The compressive performances of 3D-printed micron-size corrugated sandwich structures

Abstract

Micron-scale grid-shaped, V-shaped and U-shaped corrugated sandwich structures are fabricated by 3D printing technology and present different mechanical properties from those made by traditional method. Their peak stresses and elastic moduli could be fitted to cubic functions. The compression performance of the multilayer grid-shaped sandwich can be determined by the relative mechanical strength of layers. Adding a layer on a grid-shaped sandwich has no significant influence on the peak stress, but can enhance the elastic modulus by about 60.9 MPa.

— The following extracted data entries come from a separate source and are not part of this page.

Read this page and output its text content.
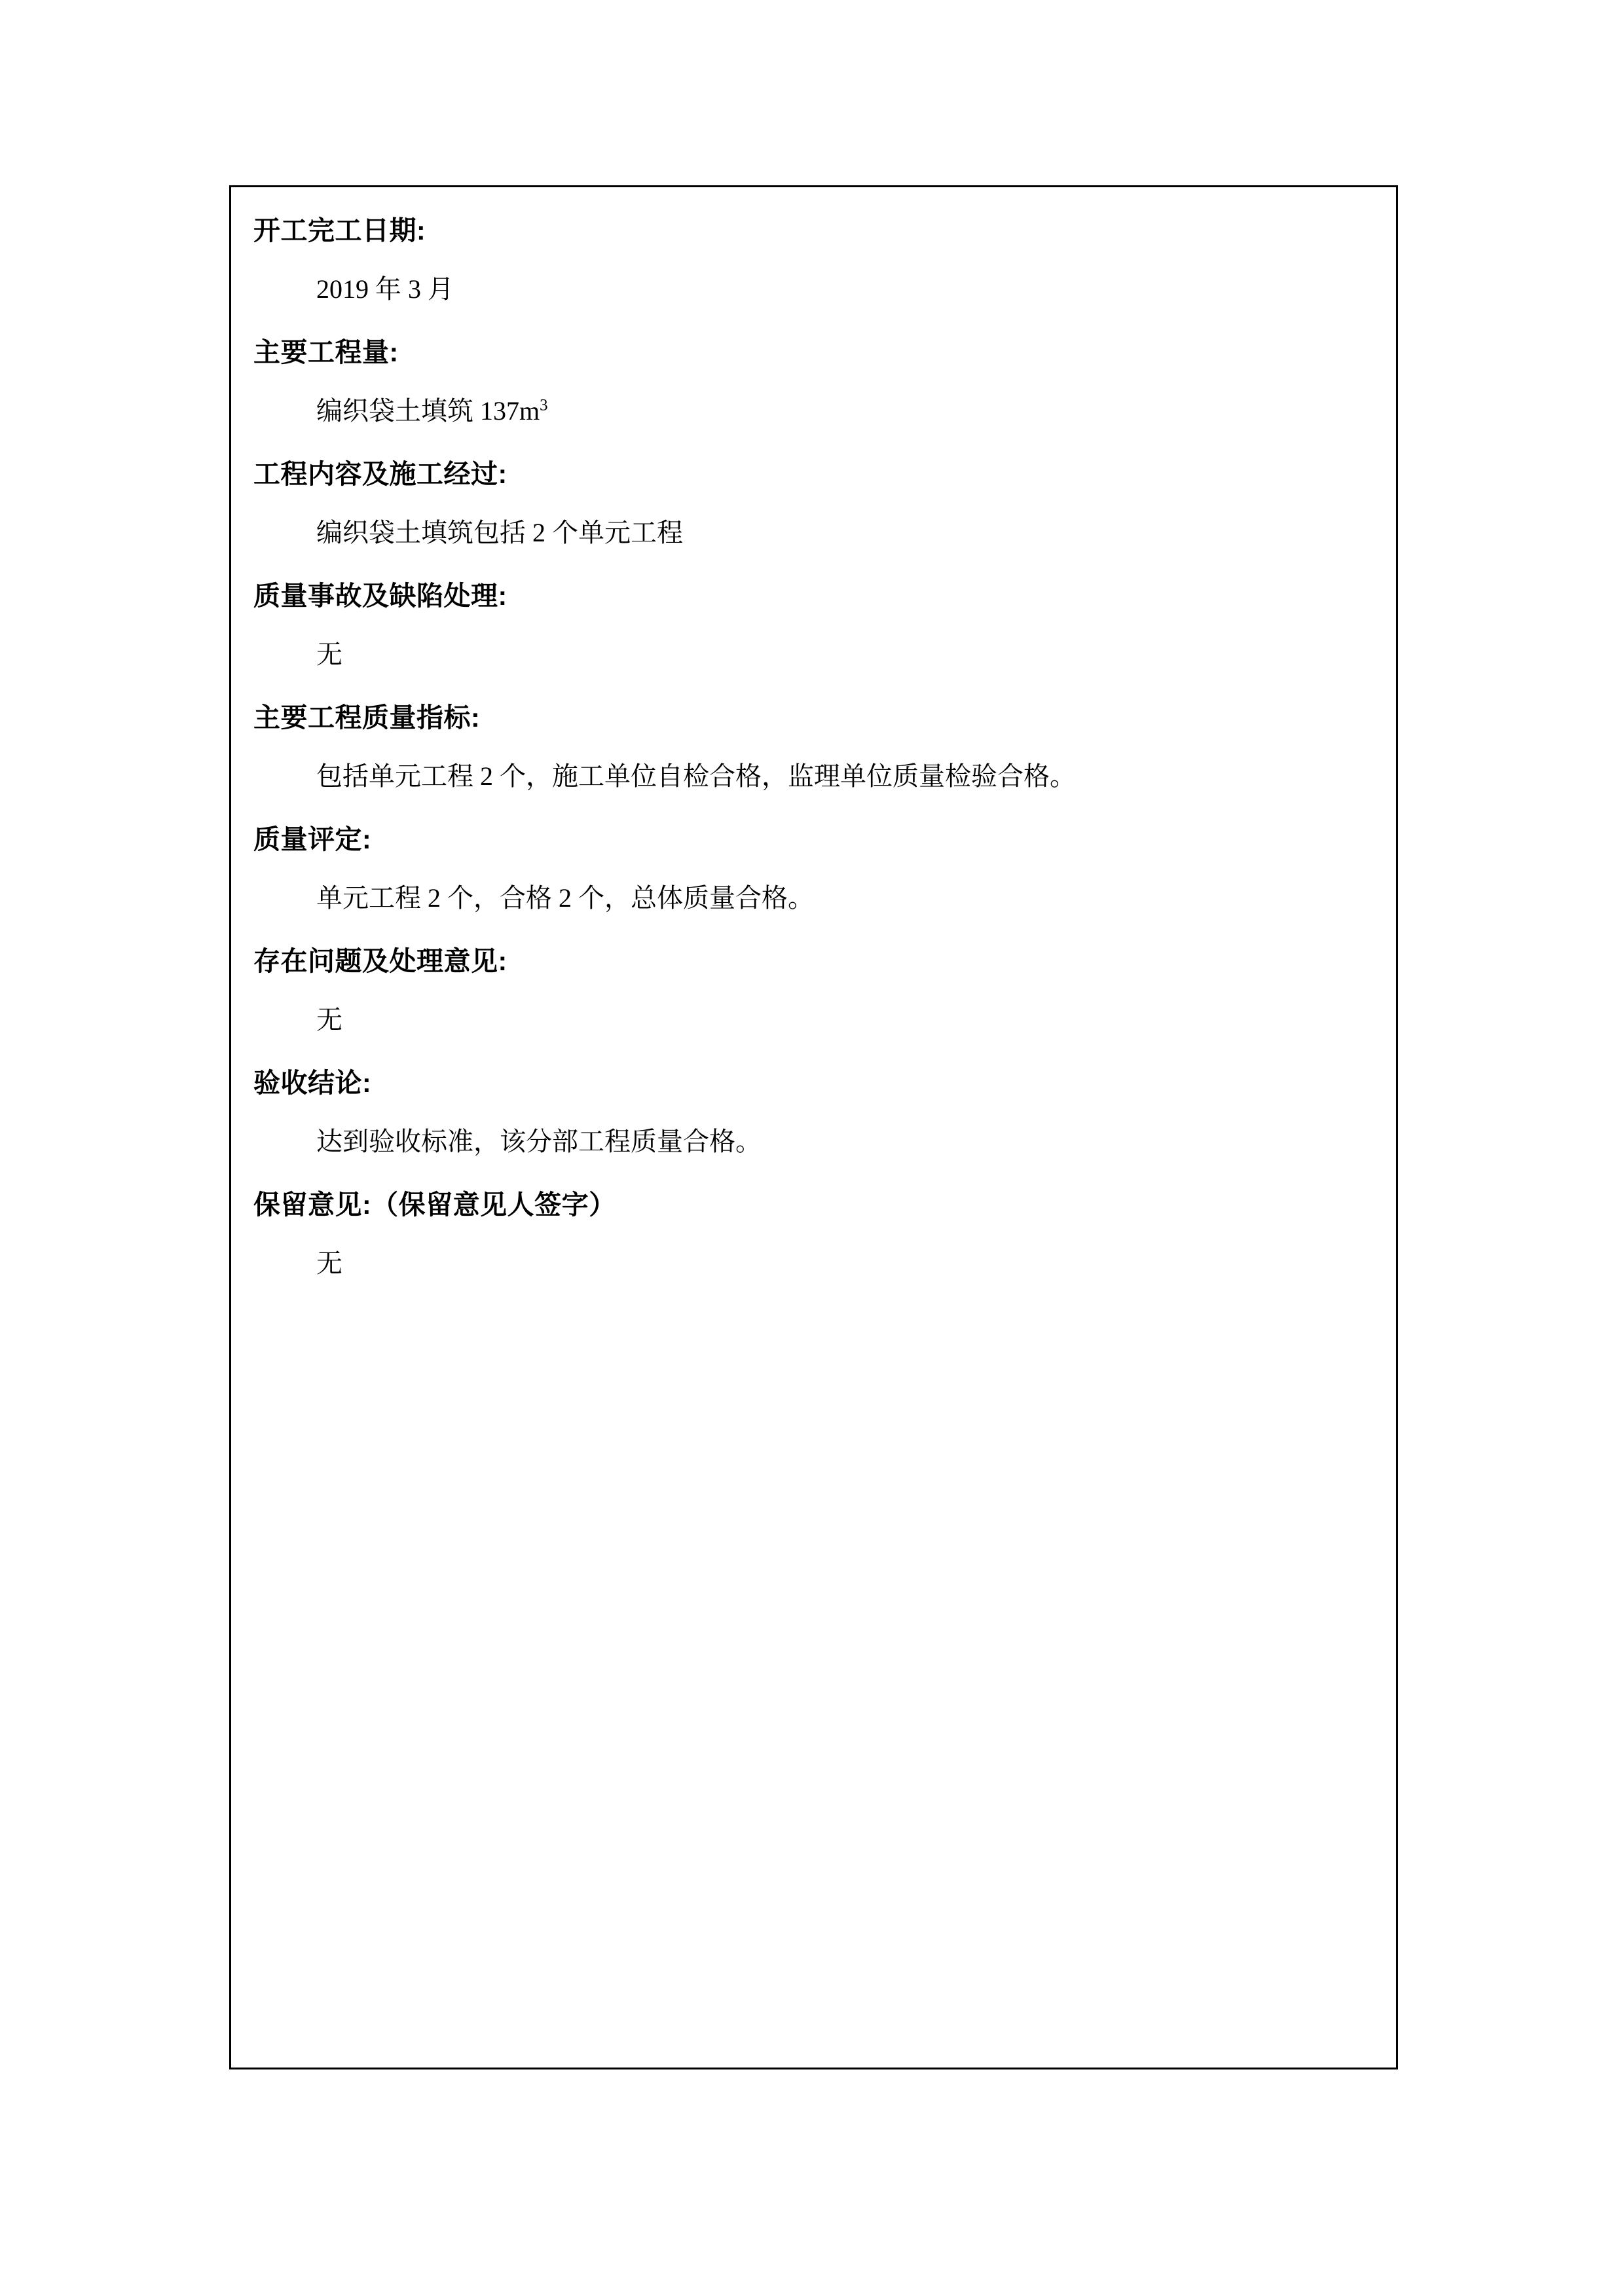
开工完工日期:
2019 年 3 月
主要工程量:
编织袋土填筑 $137m^3$
工程内容及施工经过:
编织袋土填筑包括 2 个单元工程
质量事故及缺陷处理:
无
主要工程质量指标:
包括单元工程 2 个，施工单位自检合格，监理单位质量检验合格。
质量评定:
单元工程 2 个，合格 2 个，总体质量合格。
存在问题及处理意见:
无
验收结论:
达到验收标准，该分部工程质量合格。
保留意见:（保留意见人签字）
无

The deformation modes of multilayer V-shaped and U-shaped sandwiches can be determined by the load carrying path and the relative mechanical properties between interlayers and cores. The elastic modulus of V-shaped sandwich is enhanced with the increase of layer number, while the elastic modulus of U-shaped sandwich decreases with the increase of layer number. The peak stress and the elastic modulus of a four-layer V-shaped sandwich can reach 9.85 MPa and 261.09 MPa, and those of a four-layer U-shaped sandwich can reach 4.79 MPa and 119.18 MPa. The result reveals the principles that the reduced structural size and suppressed debonding, the structures and the load carrying path, and materials, influence the failure mode and mechanical properties of the corrugated sandwiches.